По ЛЮЦИАНА МОЛИНА*
Список Фювеста даже не затрагивает структуру, которая угнетает меня как женщину, но он затрудняет мою работу как учителя литературы, желающего поделиться особым восприятием литературных объектов в классе.
«Я верен биографическим событиям. Более чем верный, ох, в такой ловушке!
(Ана Кристина Сезар).
1.
Был выпущен новый список литературы для Fuvest, действующий с 2026 по 2028 год, в который включены только произведения авторов-женщин. После этого была опубликована реклама «Открытое письмо профессоров университетов и литературных критиков», выступая против списка Fuvest. Наблюдению со стороны все это кажется очень странным. В USP есть специалисты по этому предмету, и, видимо, они упустили возможность проконсультироваться с ними по поводу выбора книг для собственного вступительного экзамена в университет.
Как будто мы все еще живем во времена эпистемологического отрицания. Раньше плоское заземление и хлорохин для борьбы с Covid-19... Сейчас наша академия, похоже, считает, что в литературоведении нет никакой специфики и специализации. Какая сцена!
В ходе дискуссии обостряется проблема определения того, что такое «канон», который для некоторых кажется синонимом произведений, написанных цисгендерными белыми мужчинами. Но канон – это скорее набор освященных дел, и этот набор дел меняется с течением времени.
В связи с этим ирония Пауло Франкетти, для тех, кто действительно уделяет внимание дискуссии, развлекает и наставляет: «Я там читал, например, что «традиционно литературный канон ценит уже сложившихся авторов». Трудно представить, что имели в виду авторы.
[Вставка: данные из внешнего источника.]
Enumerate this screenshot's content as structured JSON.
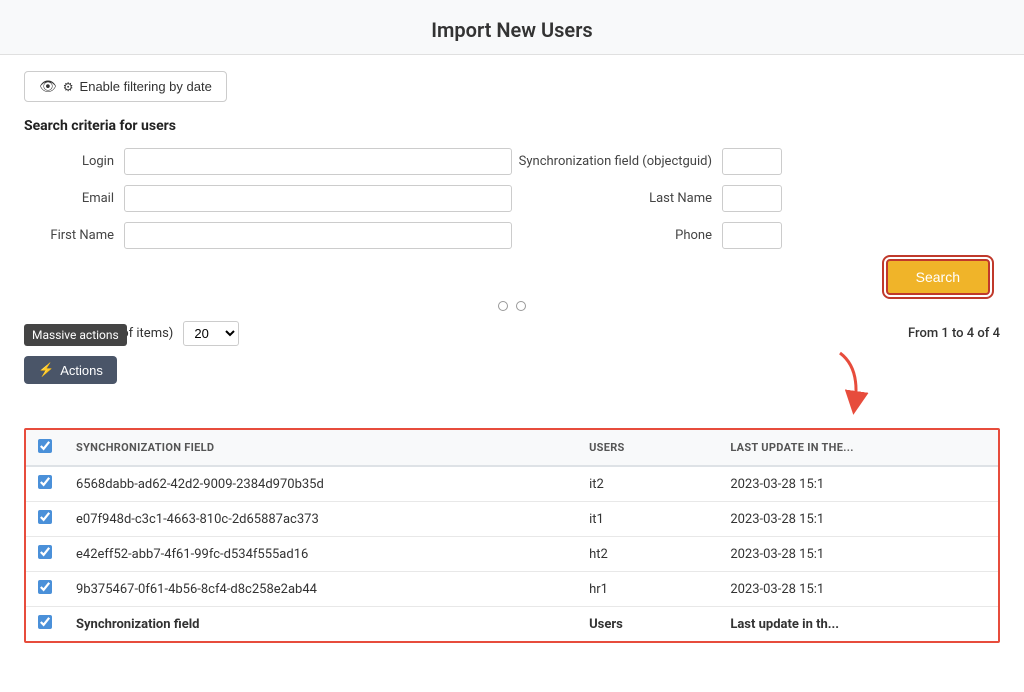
{
  "header": {
    "title": "Import New Users"
  },
  "filterBtn": {
    "label": "Enable filtering by date"
  },
  "searchSection": {
    "title": "Search criteria for users",
    "fields": {
      "login_label": "Login",
      "email_label": "Email",
      "first_name_label": "First Name",
      "sync_field_label": "Synchronization field (objectguid)",
      "last_name_label": "Last Name",
      "phone_label": "Phone"
    },
    "search_button": "Search"
  },
  "toolbar": {
    "display_label": "Display (number of items)",
    "items_per_page": "20",
    "from_label": "From 1 to 4 of 4",
    "massive_actions_tooltip": "Massive actions",
    "actions_btn": "Actions"
  },
  "table": {
    "headers": {
      "checkbox": "",
      "sync_field": "Synchronization Field",
      "users": "Users",
      "last_update": "Last update in the..."
    },
    "rows": [
      {
        "checked": true,
        "sync_field": "6568dabb-ad62-42d2-9009-2384d970b35d",
        "users": "it2",
        "last_update": "2023-03-28 15:1"
      },
      {
        "checked": true,
        "sync_field": "e07f948d-c3c1-4663-810c-2d65887ac373",
        "users": "it1",
        "last_update": "2023-03-28 15:1"
      },
      {
        "checked": true,
        "sync_field": "e42eff52-abb7-4f61-99fc-d534f555ad16",
        "users": "ht2",
        "last_update": "2023-03-28 15:1"
      },
      {
        "checked": true,
        "sync_field": "9b375467-0f61-4b56-8cf4-d8c258e2ab44",
        "users": "hr1",
        "last_update": "2023-03-28 15:1"
      }
    ],
    "footer": {
      "sync_field": "Synchronization field",
      "users": "Users",
      "last_update": "Last update in th..."
    }
  }
}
Традиция, канон и посвящение предстают там в нелепой лаписсаде. Мы можем вносить изменения в эти термины. Традиция ценит известных авторов, традиция — это посвящение авторов, известные авторы — это традиция; канон ценит традицию, канон — традицией, канон — посвящением».
За полностью женский список книг высказались многие солидные коллеги в области литературы. Я с уважением излагаю свои несогласия. Я думаю, что эти проявления в целом поверхностны, потому что они принимают во внимание только политическую проблему, обрамленную феминизмом, и гендерные проблемы (хотя и с интерсекциональной точки зрения). Таким образом, они унилатеризуют и гипостазируют политическую проблему в гендерных повестках дня, как будто не существует других факторов, которые следует учитывать при принятии политико-образовательного решения. Другими словами, они хотят ограничить значение политики политикой идентичности. Речь также не идет о обсуждении литературного качества избранных произведений. На самом деле это спор о значениях литературы и политики, лежащих в основе списка.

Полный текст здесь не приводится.